The weak rand is adding fuel to the SA luxury property purchasing fire as high net worth investors turn to bricks and mortar as a store of value.

“With the rand exchange rate still at more than R11 to the US dollar and around R15 to the euro, even after last week’s rate hike, local investors who are trying to protect their wealth are hurrying to buy property,” says Lew Geffen, chairperson of Sotheby’s International Realty in SA.

In fact, he says, they have been doing so for some weeks, since the devaluation of the Argentinian peso and the Turkish lira sparked a loss of confidence in emerging markets and a major sell-off that has only worsened with news of weaker Chinese manufacturing, political turmoil in Thailand and the platinum strike in SA – and is likely to keep currencies like the rand under pressure.

“They know that property is much more likely to retain its value than cash in such situations and their moves to protect their assets against depreciation have added further impetus to the top end of the residential property market, which has in any case been performing well for the past year.”

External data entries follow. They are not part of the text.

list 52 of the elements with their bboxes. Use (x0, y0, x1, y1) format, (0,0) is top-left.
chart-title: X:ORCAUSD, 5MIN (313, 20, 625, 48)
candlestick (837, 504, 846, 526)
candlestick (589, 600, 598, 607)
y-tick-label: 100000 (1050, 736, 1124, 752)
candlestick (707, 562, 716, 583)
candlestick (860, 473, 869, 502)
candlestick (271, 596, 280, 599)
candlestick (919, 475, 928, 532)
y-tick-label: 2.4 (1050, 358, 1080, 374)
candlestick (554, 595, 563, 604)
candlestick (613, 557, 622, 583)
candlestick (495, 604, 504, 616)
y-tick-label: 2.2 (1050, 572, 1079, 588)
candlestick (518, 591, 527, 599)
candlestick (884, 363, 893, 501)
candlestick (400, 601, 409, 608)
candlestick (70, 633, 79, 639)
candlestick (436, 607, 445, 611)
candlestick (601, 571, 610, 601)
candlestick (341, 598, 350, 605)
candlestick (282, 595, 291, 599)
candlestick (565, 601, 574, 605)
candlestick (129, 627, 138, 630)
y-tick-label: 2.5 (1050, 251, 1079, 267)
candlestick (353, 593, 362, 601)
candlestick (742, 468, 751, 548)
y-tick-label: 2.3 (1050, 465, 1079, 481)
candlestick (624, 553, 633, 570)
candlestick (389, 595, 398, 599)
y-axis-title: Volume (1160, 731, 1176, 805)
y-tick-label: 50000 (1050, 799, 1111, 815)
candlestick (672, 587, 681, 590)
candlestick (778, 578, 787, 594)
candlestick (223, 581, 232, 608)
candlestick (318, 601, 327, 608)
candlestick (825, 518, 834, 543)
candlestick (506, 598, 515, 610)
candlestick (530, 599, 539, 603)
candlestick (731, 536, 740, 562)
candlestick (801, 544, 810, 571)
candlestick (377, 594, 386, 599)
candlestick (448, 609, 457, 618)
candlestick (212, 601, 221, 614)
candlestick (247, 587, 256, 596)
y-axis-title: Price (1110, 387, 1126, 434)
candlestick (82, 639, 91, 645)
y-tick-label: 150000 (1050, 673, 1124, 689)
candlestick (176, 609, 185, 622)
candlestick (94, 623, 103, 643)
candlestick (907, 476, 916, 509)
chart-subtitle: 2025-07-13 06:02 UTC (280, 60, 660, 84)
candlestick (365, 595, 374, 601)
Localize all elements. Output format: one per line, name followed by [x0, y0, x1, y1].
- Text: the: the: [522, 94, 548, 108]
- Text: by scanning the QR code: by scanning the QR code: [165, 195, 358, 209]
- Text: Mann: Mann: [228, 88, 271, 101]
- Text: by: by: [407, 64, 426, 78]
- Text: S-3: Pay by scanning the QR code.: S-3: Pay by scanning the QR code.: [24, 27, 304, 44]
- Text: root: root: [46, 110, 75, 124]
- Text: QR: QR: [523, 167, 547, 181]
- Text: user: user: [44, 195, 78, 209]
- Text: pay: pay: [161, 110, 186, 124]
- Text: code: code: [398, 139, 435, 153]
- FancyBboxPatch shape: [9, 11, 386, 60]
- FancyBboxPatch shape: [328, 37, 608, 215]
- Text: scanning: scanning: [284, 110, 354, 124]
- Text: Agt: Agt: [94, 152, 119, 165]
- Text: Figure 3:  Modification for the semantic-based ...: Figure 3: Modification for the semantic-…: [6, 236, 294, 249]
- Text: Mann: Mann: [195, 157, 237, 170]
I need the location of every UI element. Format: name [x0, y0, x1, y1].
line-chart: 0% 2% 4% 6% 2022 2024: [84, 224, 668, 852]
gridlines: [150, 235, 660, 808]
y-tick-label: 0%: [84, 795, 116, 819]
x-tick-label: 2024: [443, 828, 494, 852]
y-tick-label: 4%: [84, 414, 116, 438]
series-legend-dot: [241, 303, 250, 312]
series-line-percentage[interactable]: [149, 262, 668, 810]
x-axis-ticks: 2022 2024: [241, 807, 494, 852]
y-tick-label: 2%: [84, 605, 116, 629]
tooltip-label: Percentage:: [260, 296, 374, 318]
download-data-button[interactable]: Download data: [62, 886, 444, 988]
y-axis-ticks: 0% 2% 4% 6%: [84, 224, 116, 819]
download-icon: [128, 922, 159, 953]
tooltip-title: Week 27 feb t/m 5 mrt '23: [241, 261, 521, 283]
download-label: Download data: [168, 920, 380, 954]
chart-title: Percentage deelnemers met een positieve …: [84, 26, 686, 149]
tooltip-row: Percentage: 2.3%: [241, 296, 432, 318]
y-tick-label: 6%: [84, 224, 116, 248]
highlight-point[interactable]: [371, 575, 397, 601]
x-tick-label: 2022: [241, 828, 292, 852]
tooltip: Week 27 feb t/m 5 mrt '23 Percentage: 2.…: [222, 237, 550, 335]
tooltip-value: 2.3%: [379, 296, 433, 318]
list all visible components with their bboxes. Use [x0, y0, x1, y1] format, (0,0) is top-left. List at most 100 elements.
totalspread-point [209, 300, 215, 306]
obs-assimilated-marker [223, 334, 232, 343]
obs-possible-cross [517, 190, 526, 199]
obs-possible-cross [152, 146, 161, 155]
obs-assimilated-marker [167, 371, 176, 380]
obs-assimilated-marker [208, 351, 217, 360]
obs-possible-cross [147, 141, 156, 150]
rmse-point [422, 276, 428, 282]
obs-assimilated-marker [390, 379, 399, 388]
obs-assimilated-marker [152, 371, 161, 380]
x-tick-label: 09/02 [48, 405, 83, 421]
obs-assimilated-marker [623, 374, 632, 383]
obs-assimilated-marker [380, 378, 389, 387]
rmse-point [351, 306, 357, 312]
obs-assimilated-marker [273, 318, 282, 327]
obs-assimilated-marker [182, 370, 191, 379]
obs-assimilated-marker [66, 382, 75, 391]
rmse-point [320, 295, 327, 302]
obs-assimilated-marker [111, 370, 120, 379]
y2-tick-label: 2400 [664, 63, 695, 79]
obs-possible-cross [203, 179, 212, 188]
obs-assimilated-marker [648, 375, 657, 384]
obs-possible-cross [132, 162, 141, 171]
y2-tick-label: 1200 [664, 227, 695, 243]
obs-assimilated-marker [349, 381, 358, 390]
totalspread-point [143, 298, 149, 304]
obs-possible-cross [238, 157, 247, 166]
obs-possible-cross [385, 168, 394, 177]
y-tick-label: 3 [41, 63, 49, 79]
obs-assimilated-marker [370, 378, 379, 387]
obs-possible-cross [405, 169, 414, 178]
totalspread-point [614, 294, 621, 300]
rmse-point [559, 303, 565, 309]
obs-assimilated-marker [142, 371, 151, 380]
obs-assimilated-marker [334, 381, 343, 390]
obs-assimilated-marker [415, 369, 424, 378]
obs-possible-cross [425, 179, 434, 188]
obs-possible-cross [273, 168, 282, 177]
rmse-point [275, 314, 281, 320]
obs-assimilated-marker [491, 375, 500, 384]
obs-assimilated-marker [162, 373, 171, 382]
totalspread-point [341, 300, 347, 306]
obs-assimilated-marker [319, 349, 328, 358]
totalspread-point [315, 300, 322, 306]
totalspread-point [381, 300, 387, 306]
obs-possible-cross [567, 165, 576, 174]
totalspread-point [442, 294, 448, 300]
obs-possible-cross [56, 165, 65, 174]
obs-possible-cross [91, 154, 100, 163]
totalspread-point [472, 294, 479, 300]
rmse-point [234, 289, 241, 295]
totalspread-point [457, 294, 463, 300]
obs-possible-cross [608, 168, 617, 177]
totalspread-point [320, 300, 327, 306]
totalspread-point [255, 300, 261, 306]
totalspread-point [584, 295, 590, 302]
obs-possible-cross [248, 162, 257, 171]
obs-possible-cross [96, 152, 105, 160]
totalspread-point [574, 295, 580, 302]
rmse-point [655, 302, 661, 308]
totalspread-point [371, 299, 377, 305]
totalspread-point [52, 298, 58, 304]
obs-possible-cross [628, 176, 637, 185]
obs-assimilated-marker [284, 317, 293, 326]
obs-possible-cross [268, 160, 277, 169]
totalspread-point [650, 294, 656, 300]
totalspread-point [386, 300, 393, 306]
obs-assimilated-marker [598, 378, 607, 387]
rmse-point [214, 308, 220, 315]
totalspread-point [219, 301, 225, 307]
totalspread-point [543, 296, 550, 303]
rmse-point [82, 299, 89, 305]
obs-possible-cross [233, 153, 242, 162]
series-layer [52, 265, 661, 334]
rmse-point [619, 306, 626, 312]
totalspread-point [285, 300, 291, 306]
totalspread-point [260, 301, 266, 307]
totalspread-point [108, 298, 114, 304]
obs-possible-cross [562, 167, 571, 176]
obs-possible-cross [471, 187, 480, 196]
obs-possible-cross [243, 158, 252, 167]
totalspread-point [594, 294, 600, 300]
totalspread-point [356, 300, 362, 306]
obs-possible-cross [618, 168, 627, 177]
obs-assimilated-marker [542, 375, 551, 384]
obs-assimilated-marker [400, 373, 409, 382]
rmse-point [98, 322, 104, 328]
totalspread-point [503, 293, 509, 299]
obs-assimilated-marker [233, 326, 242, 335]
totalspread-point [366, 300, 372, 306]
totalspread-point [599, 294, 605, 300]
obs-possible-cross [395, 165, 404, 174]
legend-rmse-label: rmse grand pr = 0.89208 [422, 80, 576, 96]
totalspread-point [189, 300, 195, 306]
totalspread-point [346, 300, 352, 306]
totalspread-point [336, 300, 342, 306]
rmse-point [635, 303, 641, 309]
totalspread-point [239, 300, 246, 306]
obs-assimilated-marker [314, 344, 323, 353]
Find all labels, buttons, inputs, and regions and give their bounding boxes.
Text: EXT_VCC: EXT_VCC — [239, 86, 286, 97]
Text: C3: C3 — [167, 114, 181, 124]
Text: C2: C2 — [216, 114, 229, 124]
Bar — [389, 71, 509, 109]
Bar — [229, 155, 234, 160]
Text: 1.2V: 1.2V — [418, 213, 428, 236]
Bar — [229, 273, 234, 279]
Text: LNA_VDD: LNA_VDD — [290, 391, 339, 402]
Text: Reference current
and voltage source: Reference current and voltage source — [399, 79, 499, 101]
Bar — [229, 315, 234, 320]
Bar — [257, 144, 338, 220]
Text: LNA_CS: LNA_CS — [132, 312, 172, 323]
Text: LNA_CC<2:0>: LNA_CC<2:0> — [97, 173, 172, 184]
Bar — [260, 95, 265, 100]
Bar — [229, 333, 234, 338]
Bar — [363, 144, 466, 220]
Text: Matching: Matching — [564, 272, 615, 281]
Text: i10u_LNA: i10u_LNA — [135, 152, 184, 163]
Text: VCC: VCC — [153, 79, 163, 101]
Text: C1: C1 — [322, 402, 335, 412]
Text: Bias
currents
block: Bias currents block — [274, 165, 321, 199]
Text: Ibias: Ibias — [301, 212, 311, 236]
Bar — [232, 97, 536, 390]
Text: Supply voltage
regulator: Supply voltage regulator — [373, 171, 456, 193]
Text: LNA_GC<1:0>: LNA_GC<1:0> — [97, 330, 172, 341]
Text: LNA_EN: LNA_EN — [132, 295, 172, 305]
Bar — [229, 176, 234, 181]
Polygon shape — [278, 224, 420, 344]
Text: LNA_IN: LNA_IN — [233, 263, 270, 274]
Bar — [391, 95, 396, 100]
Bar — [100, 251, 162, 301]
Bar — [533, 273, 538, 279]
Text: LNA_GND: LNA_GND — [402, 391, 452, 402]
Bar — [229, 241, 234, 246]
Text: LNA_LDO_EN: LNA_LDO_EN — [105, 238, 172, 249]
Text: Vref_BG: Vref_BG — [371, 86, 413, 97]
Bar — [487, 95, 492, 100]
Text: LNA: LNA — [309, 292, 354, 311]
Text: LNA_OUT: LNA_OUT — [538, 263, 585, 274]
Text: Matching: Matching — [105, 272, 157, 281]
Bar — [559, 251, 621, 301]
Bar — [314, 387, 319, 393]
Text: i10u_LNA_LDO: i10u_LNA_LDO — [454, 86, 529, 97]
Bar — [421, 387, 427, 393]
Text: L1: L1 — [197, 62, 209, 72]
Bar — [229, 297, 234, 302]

Examples of such purchases, Geffen says, include a property in Sandhurst recently sold for R20-million to a Johannesburg executive and an Atlantic Seaboard house just sold for R50-million, also to an SA buyer.

“At the same time, however, the lower rand exchange rate has resulted in an increase in overseas buyers who are now able to acquire much more property with their dollars, euros and pounds than they could have a year ago.

“This is especially evident on the Atlantic Seaboard, where we daily receive enquiries from European buyers, in particular, who have already exchanged their currency and are ready to buy just about anything priced at under R5m – which equates to about €350 000 at the moment.”

As part of an international group, he says, Sotheby’s International Realty is also seeing a trend for offshore money to make its way back to SA to be invested in local property.

“This is money that local investors or expats hold in offshore accounts and which currently attracts very low rates of interest.

“Many of these investors are now taking the opportunity to channel this money into SA property, where they currently stand to make returns of at least 6 to 10% that they are free to take out of the country again if and when they resell.”

Popular choices for such investors, he says, are resort and retirement areas such as the Cape West Coast, the Garden Route and the KZN North Coast.